Thursday, August 18, 2011
Besides some major drama going on at my work (thankfully none that affected my job stability as far as I know), my last monitoring appointment was not the best. My doctor would have liked to have seen my lining at an 8. It was a 5. They put me on more Estrace along with my injections and also recommended that I go on Nitro patches to get more blood flow to my uterus. Unfortunately because of my POTS Syndrome, a Nitro patch could have made me very, very sick.
I went to another monitoring appointment on Tuesday. The nurse practitioner told me that my lining had not gotten much better at all, and that it was at about a 6. They were still looking for an 8. I met with my IVF coordinator and she talked to me about the possibility of pushing my transfer back. They could only push it back a few days, otherwise they would have to think about canceling. I was devastated.
Later that day, they called and said that the nurse practitioner had actually misread my scan and it was actually at a 6.7, meaning I was ok to proceed. I was so amazingly grateful, but so mad that I had gone through all of those emotions for no reason.
Because of my POTS Syndrome, I get dehydrated really easily and have low blood pressure. When I checked my BP the other day it was around 90/68 and my sitting pulse was around 100. I ended up in Urgent Care yesterday to get IV fluids, which hasn't left me feeling much better. Then around 5:30 this morning I got a call from my mom. She had hurt her back yesterday. Apparently later that afternoon she was in so much pain that she passed out and hit her head on the bathroom floor and also broke her ankle. My mom has never had major health problems and never broken a bone. I absolutely hate that I am not there with her right now. She has to have surgery to fix her ankle now.

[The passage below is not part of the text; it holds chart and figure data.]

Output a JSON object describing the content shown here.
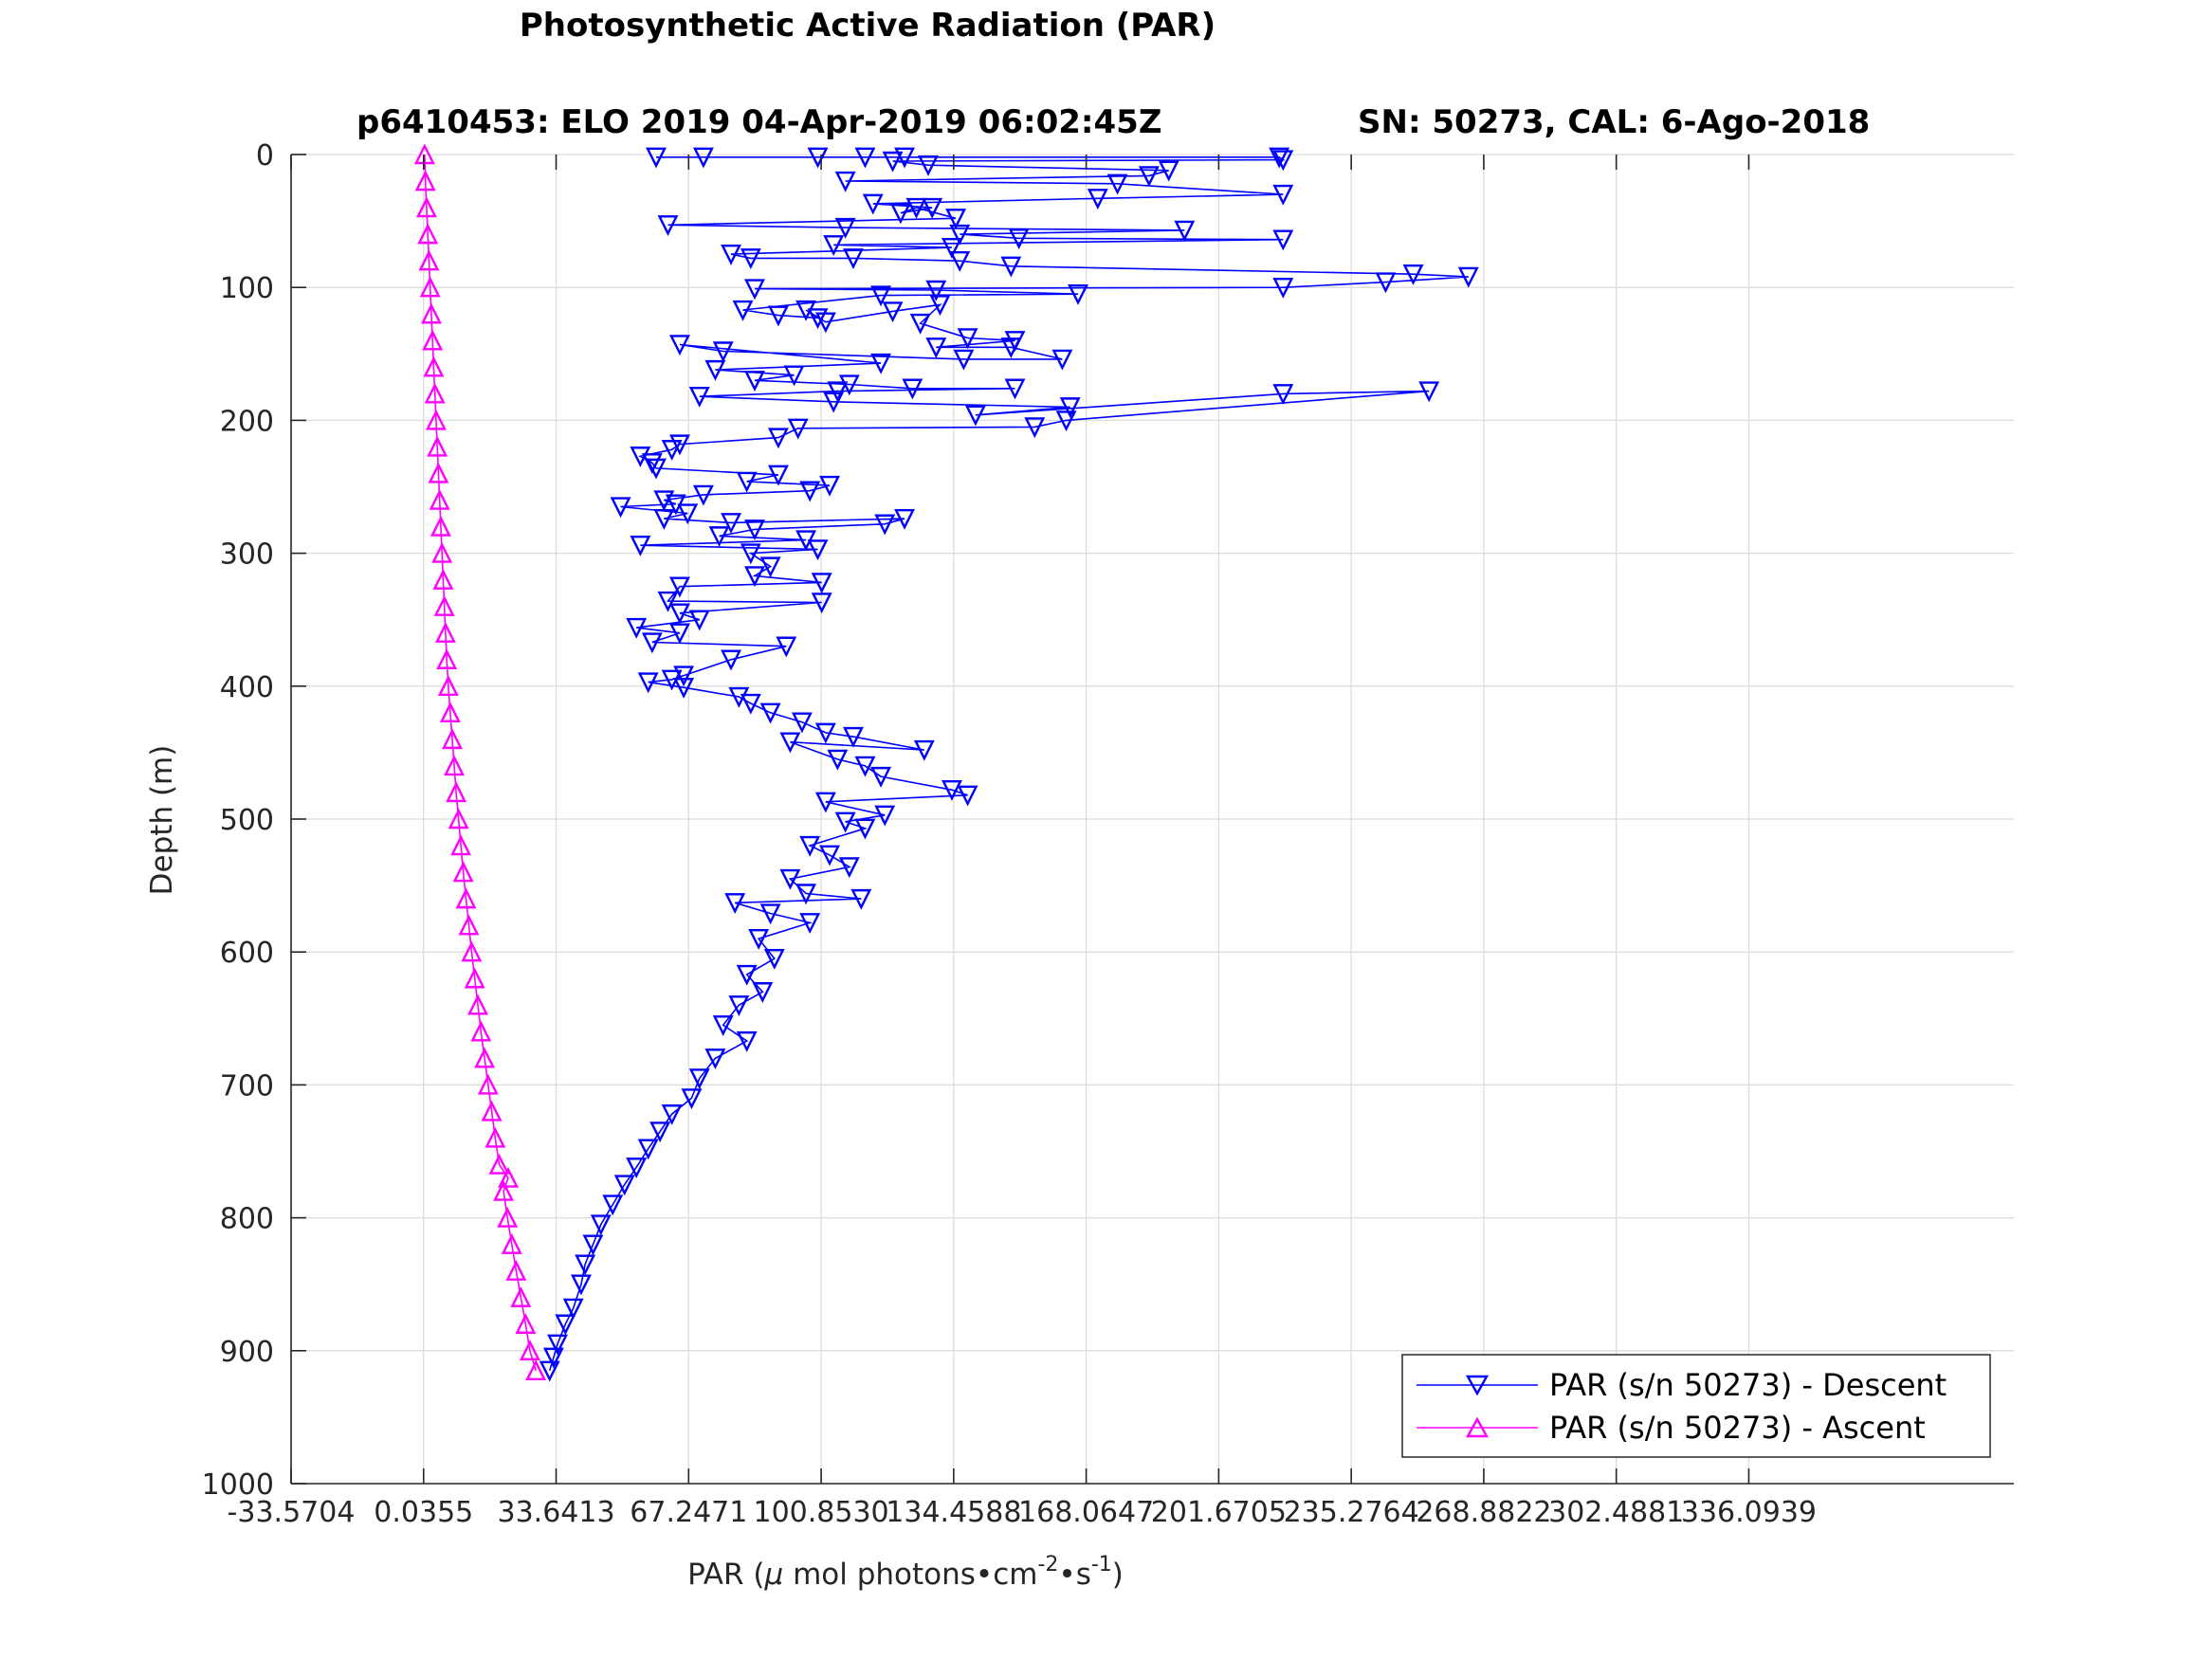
{
  "chart_data": {
    "type": "scatter",
    "title": "Photosynthetic Active Radiation (PAR)",
    "subtitle_left": "p6410453: ELO 2019 04-Apr-2019 06:02:45Z",
    "subtitle_right": "SN: 50273, CAL: 6-Ago-2018",
    "xlabel_prefix": "PAR (",
    "xlabel_mu": "μ",
    "xlabel_mid": " mol photons•cm",
    "xlabel_sup1": "-2",
    "xlabel_mid2": "•s",
    "xlabel_sup2": "-1",
    "xlabel_suffix": ")",
    "ylabel": "Depth (m)",
    "xlim": [
      -33.5704,
      336.0939
    ],
    "ylim": [
      0,
      1000
    ],
    "y_reversed": true,
    "grid": true,
    "legend_position": "bottom-right",
    "xticks": [
      -33.5704,
      0.0355,
      33.6413,
      67.2471,
      100.853,
      134.4588,
      168.0647,
      201.6705,
      235.2764,
      268.8822,
      302.4881,
      336.0939
    ],
    "xtick_labels": [
      "-33.5704",
      "0.0355",
      "33.6413",
      "67.2471",
      "100.8530",
      "134.4588",
      "168.0647",
      "201.6705",
      "235.2764",
      "268.8822",
      "302.4881",
      "336.0939"
    ],
    "yticks": [
      0,
      100,
      200,
      300,
      400,
      500,
      600,
      700,
      800,
      900,
      1000
    ],
    "ytick_labels": [
      "0",
      "100",
      "200",
      "300",
      "400",
      "500",
      "600",
      "700",
      "800",
      "900",
      "1000"
    ],
    "series": [
      {
        "name": "PAR (s/n 50273) - Descent",
        "color": "#0000ff",
        "marker": "triangle-down",
        "points": [
          [
            59,
            2
          ],
          [
            71,
            2
          ],
          [
            100,
            2
          ],
          [
            112,
            2
          ],
          [
            122,
            2
          ],
          [
            217,
            2
          ],
          [
            218,
            4
          ],
          [
            119,
            5
          ],
          [
            128,
            8
          ],
          [
            189,
            12
          ],
          [
            184,
            16
          ],
          [
            107,
            20
          ],
          [
            176,
            22
          ],
          [
            218,
            30
          ],
          [
            171,
            33
          ],
          [
            114,
            37
          ],
          [
            129,
            40
          ],
          [
            121,
            44
          ],
          [
            125,
            40
          ],
          [
            135,
            48
          ],
          [
            62,
            53
          ],
          [
            107,
            55
          ],
          [
            193,
            57
          ],
          [
            136,
            60
          ],
          [
            151,
            63
          ],
          [
            218,
            64
          ],
          [
            104,
            68
          ],
          [
            134,
            70
          ],
          [
            78,
            75
          ],
          [
            83,
            78
          ],
          [
            109,
            78
          ],
          [
            136,
            80
          ],
          [
            149,
            84
          ],
          [
            251,
            90
          ],
          [
            265,
            92
          ],
          [
            244,
            96
          ],
          [
            218,
            100
          ],
          [
            84,
            101
          ],
          [
            130,
            102
          ],
          [
            166,
            105
          ],
          [
            116,
            106
          ],
          [
            81,
            117
          ],
          [
            90,
            121
          ],
          [
            100,
            123
          ],
          [
            97,
            117
          ],
          [
            102,
            126
          ],
          [
            119,
            118
          ],
          [
            131,
            113
          ],
          [
            126,
            127
          ],
          [
            138,
            138
          ],
          [
            150,
            140
          ],
          [
            130,
            145
          ],
          [
            149,
            145
          ],
          [
            162,
            154
          ],
          [
            137,
            154
          ],
          [
            76,
            148
          ],
          [
            65,
            143
          ],
          [
            116,
            157
          ],
          [
            74,
            162
          ],
          [
            94,
            166
          ],
          [
            84,
            170
          ],
          [
            108,
            173
          ],
          [
            124,
            176
          ],
          [
            150,
            176
          ],
          [
            105,
            178
          ],
          [
            70,
            182
          ],
          [
            104,
            186
          ],
          [
            164,
            190
          ],
          [
            140,
            196
          ],
          [
            218,
            180
          ],
          [
            255,
            178
          ],
          [
            163,
            200
          ],
          [
            155,
            205
          ],
          [
            95,
            206
          ],
          [
            90,
            213
          ],
          [
            65,
            218
          ],
          [
            63,
            222
          ],
          [
            55,
            227
          ],
          [
            58,
            232
          ],
          [
            59,
            236
          ],
          [
            90,
            241
          ],
          [
            82,
            246
          ],
          [
            103,
            249
          ],
          [
            98,
            253
          ],
          [
            71,
            256
          ],
          [
            61,
            260
          ],
          [
            64,
            263
          ],
          [
            50,
            265
          ],
          [
            67,
            270
          ],
          [
            61,
            274
          ],
          [
            78,
            277
          ],
          [
            122,
            274
          ],
          [
            117,
            278
          ],
          [
            84,
            282
          ],
          [
            75,
            287
          ],
          [
            97,
            290
          ],
          [
            55,
            294
          ],
          [
            100,
            297
          ],
          [
            83,
            300
          ],
          [
            88,
            310
          ],
          [
            84,
            317
          ],
          [
            101,
            322
          ],
          [
            65,
            325
          ],
          [
            62,
            336
          ],
          [
            101,
            337
          ],
          [
            65,
            345
          ],
          [
            70,
            350
          ],
          [
            54,
            356
          ],
          [
            65,
            360
          ],
          [
            58,
            367
          ],
          [
            92,
            370
          ],
          [
            78,
            380
          ],
          [
            66,
            392
          ],
          [
            63,
            395
          ],
          [
            57,
            397
          ],
          [
            66,
            401
          ],
          [
            80,
            408
          ],
          [
            83,
            413
          ],
          [
            88,
            420
          ],
          [
            96,
            427
          ],
          [
            102,
            435
          ],
          [
            109,
            438
          ],
          [
            127,
            448
          ],
          [
            93,
            442
          ],
          [
            105,
            455
          ],
          [
            112,
            460
          ],
          [
            116,
            468
          ],
          [
            134,
            478
          ],
          [
            138,
            482
          ],
          [
            102,
            487
          ],
          [
            117,
            497
          ],
          [
            107,
            502
          ],
          [
            112,
            507
          ],
          [
            98,
            520
          ],
          [
            103,
            527
          ],
          [
            108,
            536
          ],
          [
            93,
            545
          ],
          [
            97,
            556
          ],
          [
            111,
            560
          ],
          [
            79,
            563
          ],
          [
            88,
            571
          ],
          [
            98,
            578
          ],
          [
            85,
            590
          ],
          [
            89,
            605
          ],
          [
            82,
            617
          ],
          [
            86,
            630
          ],
          [
            80,
            640
          ],
          [
            76,
            655
          ],
          [
            82,
            667
          ],
          [
            74,
            680
          ],
          [
            70,
            695
          ],
          [
            68,
            710
          ],
          [
            63,
            722
          ],
          [
            60,
            735
          ],
          [
            57,
            748
          ],
          [
            54,
            762
          ],
          [
            51,
            775
          ],
          [
            48,
            790
          ],
          [
            45,
            805
          ],
          [
            43,
            820
          ],
          [
            41,
            835
          ],
          [
            40,
            850
          ],
          [
            38,
            868
          ],
          [
            36,
            880
          ],
          [
            34,
            895
          ],
          [
            33,
            905
          ],
          [
            32,
            915
          ]
        ]
      },
      {
        "name": "PAR (s/n 50273) - Ascent",
        "color": "#ff00ff",
        "marker": "triangle-up",
        "points": [
          [
            0.3,
            0
          ],
          [
            0.5,
            20
          ],
          [
            0.8,
            40
          ],
          [
            1.1,
            60
          ],
          [
            1.4,
            80
          ],
          [
            1.7,
            100
          ],
          [
            2.0,
            120
          ],
          [
            2.3,
            140
          ],
          [
            2.6,
            160
          ],
          [
            2.9,
            180
          ],
          [
            3.2,
            200
          ],
          [
            3.5,
            220
          ],
          [
            3.8,
            240
          ],
          [
            4.1,
            260
          ],
          [
            4.4,
            280
          ],
          [
            4.7,
            300
          ],
          [
            5.0,
            320
          ],
          [
            5.3,
            340
          ],
          [
            5.6,
            360
          ],
          [
            5.9,
            380
          ],
          [
            6.3,
            400
          ],
          [
            6.8,
            420
          ],
          [
            7.3,
            440
          ],
          [
            7.8,
            460
          ],
          [
            8.3,
            480
          ],
          [
            8.9,
            500
          ],
          [
            9.5,
            520
          ],
          [
            10.1,
            540
          ],
          [
            10.8,
            560
          ],
          [
            11.5,
            580
          ],
          [
            12.2,
            600
          ],
          [
            13.0,
            620
          ],
          [
            13.8,
            640
          ],
          [
            14.6,
            660
          ],
          [
            15.5,
            680
          ],
          [
            16.4,
            700
          ],
          [
            17.3,
            720
          ],
          [
            18.2,
            740
          ],
          [
            19.2,
            760
          ],
          [
            21.5,
            770
          ],
          [
            20.3,
            780
          ],
          [
            21.3,
            800
          ],
          [
            22.4,
            820
          ],
          [
            23.5,
            840
          ],
          [
            24.7,
            860
          ],
          [
            25.9,
            880
          ],
          [
            27.0,
            900
          ],
          [
            28.5,
            915
          ]
        ]
      }
    ]
  }
}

The timing of everything is crappy. I've been so stressed out and so worried that all of this isn't going to work out. I have faith, and I know that God's timing is perfect and that he has an ultimate plan for all of this. That's really the only thing getting me through this week. That and my amazing friend, Juliana, who has been battling POTS, heart problems, Lyme disease, and a ton of other serious ailments and has been in such bad shape. She is my hero and I always think of her and how she makes it through every day. Seriously, my life is a cake walk when I think of her and everything she goes through.
Sorry for my long, rant-y post. I'm just scared and stressed and worried.